Implementation of Tree

The tree data structure can be formed by using pointers to create the nodes dynamically. As shown below, the memory tree can be expressed as follows:

• The memory representation of the tree data structure is shown in the diagram above. 
• The node in the above structure has three fields. 
• The data is stored in the second field, while the left child's address is stored in the first field and the right child's address is stored in the third field.

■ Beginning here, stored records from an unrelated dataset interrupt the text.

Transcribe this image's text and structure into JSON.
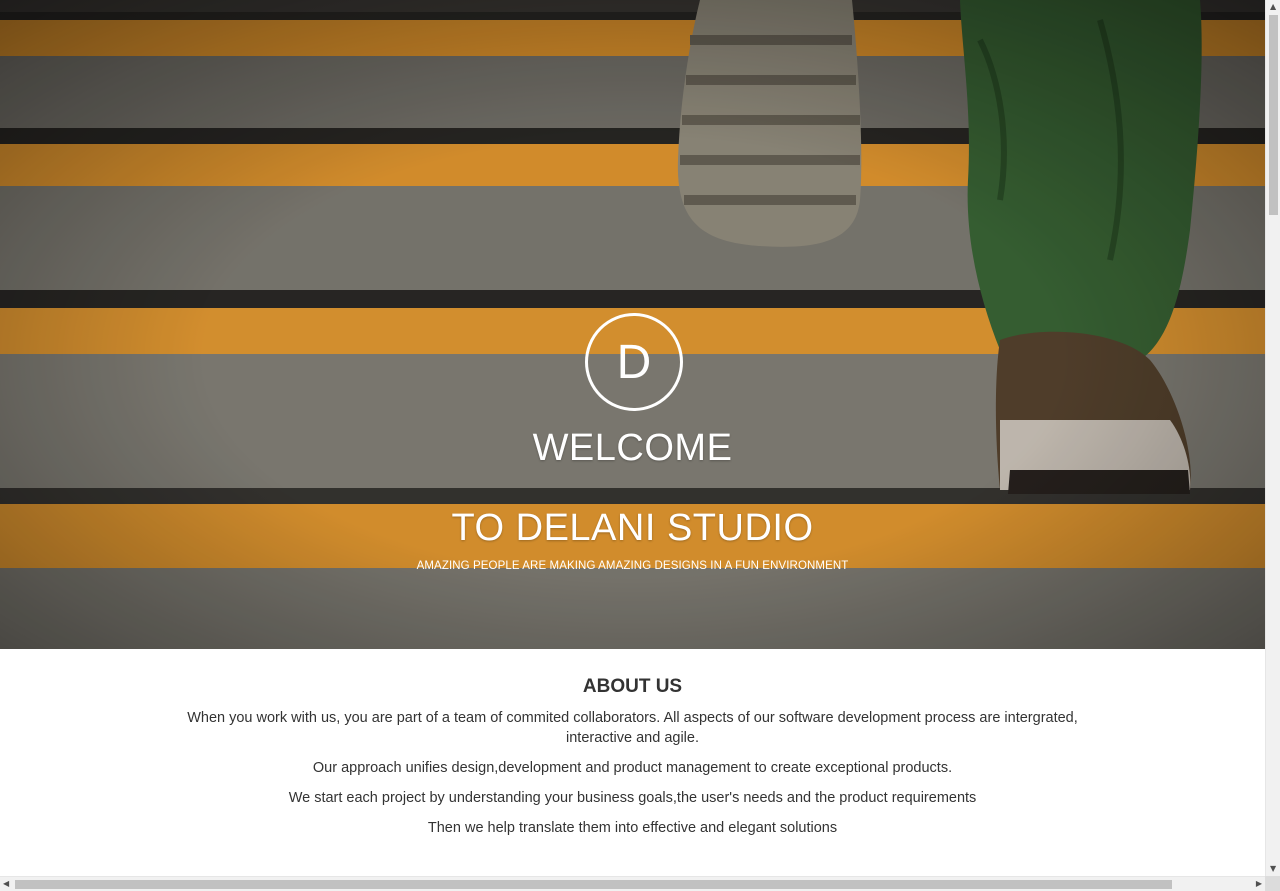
{
  "hero": {
    "logo_letter": "D",
    "title_line1": "WELCOME",
    "title_line2": "TO DELANI STUDIO",
    "tagline": "AMAZING PEOPLE ARE MAKING AMAZING DESIGNS IN A FUN ENVIRONMENT",
    "background_image": "stairs-with-orange-stripes-and-walking-feet"
  },
  "about": {
    "heading": "ABOUT US",
    "paragraphs": [
      "When you work with us, you are part of a team of commited collaborators. All aspects of our software development process are intergrated, interactive and agile.",
      "Our approach unifies design,development and product management to create exceptional products.",
      "We start each project by understanding your business goals,the user's needs and the product requirements",
      "Then we help translate them into effective and elegant solutions"
    ]
  },
  "scrollbars": {
    "up_arrow": "▲",
    "down_arrow": "▼",
    "left_arrow": "◀",
    "right_arrow": "▶"
  },
  "colors": {
    "stripe_orange": "#f0a030",
    "step_gray": "#6e6b63",
    "text_dark": "#333333"
  }
}
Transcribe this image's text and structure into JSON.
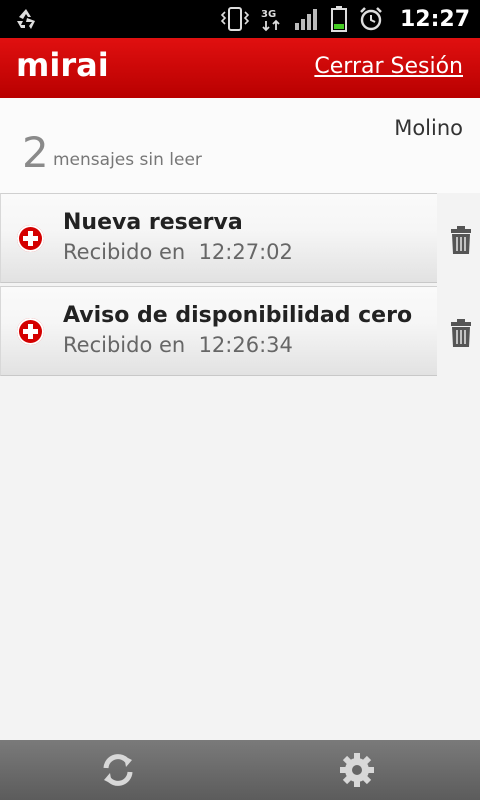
{
  "status_bar": {
    "time": "12:27",
    "icons": [
      "recycle-icon",
      "vibrate-icon",
      "3g-icon",
      "signal-icon",
      "battery-icon",
      "alarm-icon"
    ]
  },
  "header": {
    "logo": "mirai",
    "logout_label": "Cerrar Sesión",
    "color": "#d00000"
  },
  "summary": {
    "user": "Molino",
    "unread_count": "2",
    "unread_label": "mensajes sin leer"
  },
  "messages": [
    {
      "title": "Nueva reserva",
      "received_label": "Recibido en",
      "time": "12:27:02"
    },
    {
      "title": "Aviso de disponibilidad cero",
      "received_label": "Recibido en",
      "time": "12:26:34"
    }
  ],
  "bottom_bar": {
    "buttons": [
      "refresh-icon",
      "settings-icon"
    ]
  }
}
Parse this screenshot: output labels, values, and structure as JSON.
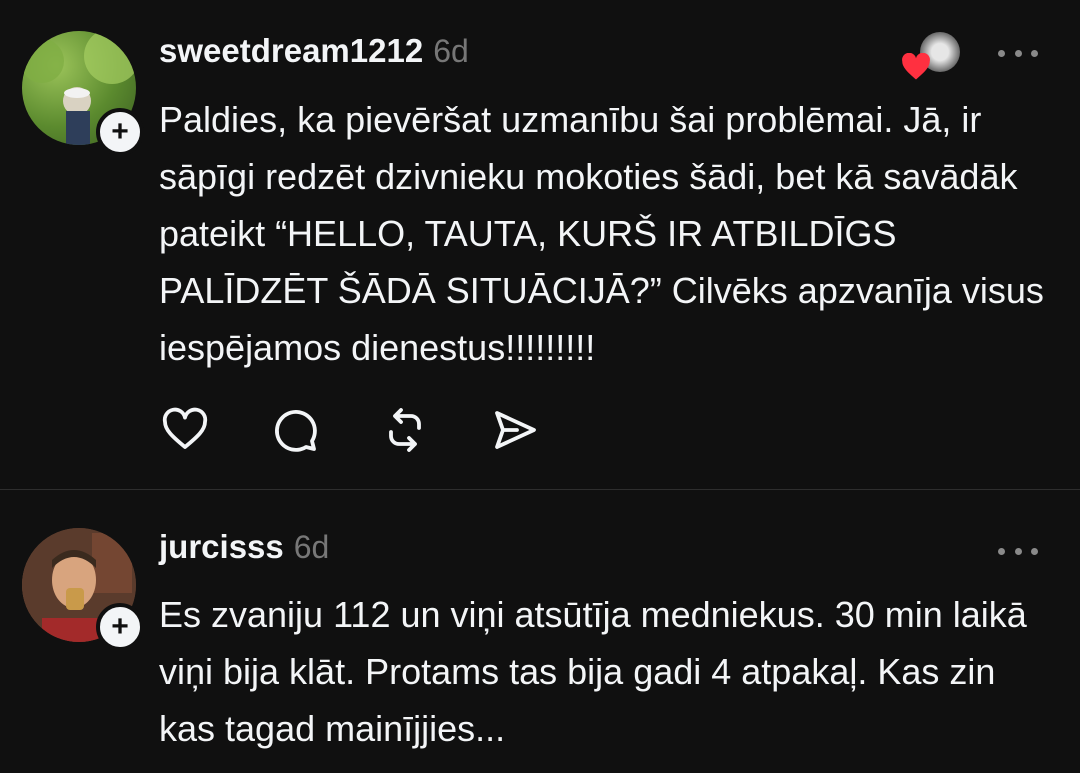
{
  "posts": [
    {
      "username": "sweetdream1212",
      "time": "6d",
      "text": "Paldies, ka pievēršat uzmanību šai problēmai. Jā, ir sāpīgi redzēt dzivnieku mokoties šādi, bet kā savādāk pateikt “HELLO, TAUTA, KURŠ IR ATBILDĪGS PALĪDZĒT ŠĀDĀ SITUĀCIJĀ?” Cilvēks apzvanīja visus iespējamos dienestus!!!!!!!!!",
      "follow_symbol": "+",
      "actions": [
        "heart-icon",
        "comment-icon",
        "repost-icon",
        "share-icon"
      ]
    },
    {
      "username": "jurcisss",
      "time": "6d",
      "text": "Es zvaniju 112 un viņi atsūtīja medniekus. 30 min laikā viņi bija klāt. Protams tas bija gadi 4 atpakaļ. Kas zin kas tagad mainījjies...",
      "follow_symbol": "+"
    }
  ],
  "colors": {
    "background": "#101010",
    "text": "#f3f5f7",
    "muted": "#777777",
    "heart": "#ff3040"
  }
}
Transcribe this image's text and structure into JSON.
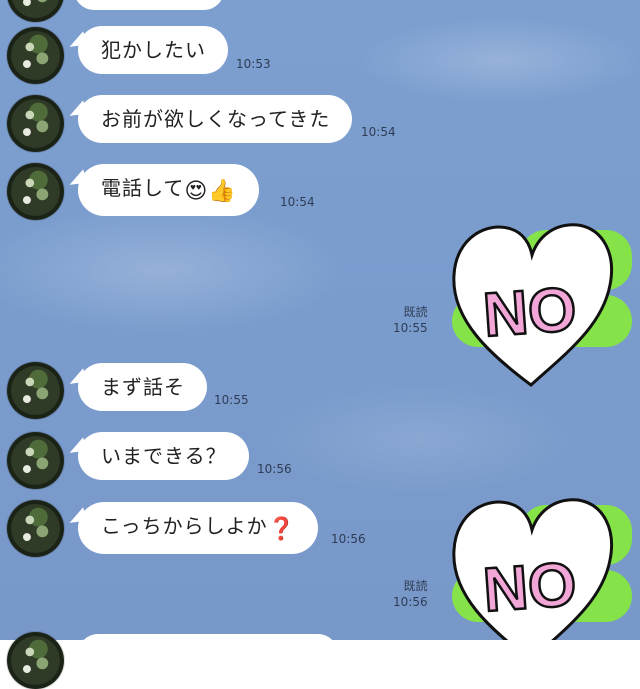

A node's structure can be defined as follows in programming:

struct node  

{  

  int data;  

struct node *left;  

struct node *right;   

}

• Because binary trees can only have two children, and generic trees can have more than two, the above structure can only be defined for binary trees. 
• In comparison to the binary tree, the structure of the node in generic trees would be different.

Applications of trees

• Trees are used to store data in a hierarchical form that is naturally hierarchical. Consider the file system. The file system, files, and folders are saved on the disc drive in the form of naturally hierarchical data in the form of trees.
• Organize Data: It is used to arrange data in order to make insertion, deletion, and searching more efficient. A binary tree, for example, has a logN time for searching an element.
• Trie: The dictionary is stored in a specific type of tree called a trie. It's a quick and easy approach to do dynamic spell checking.
• Heap: Heap is a tree data structure that is also built using arrays. Priority queues are implemented using it.
• B-Tree and B+Tree: B-Tree and B+Tree are tree data structures that are used in databases to implement indexing.
• Routing table: In routers, the tree data structure is also used to store data in routing tables.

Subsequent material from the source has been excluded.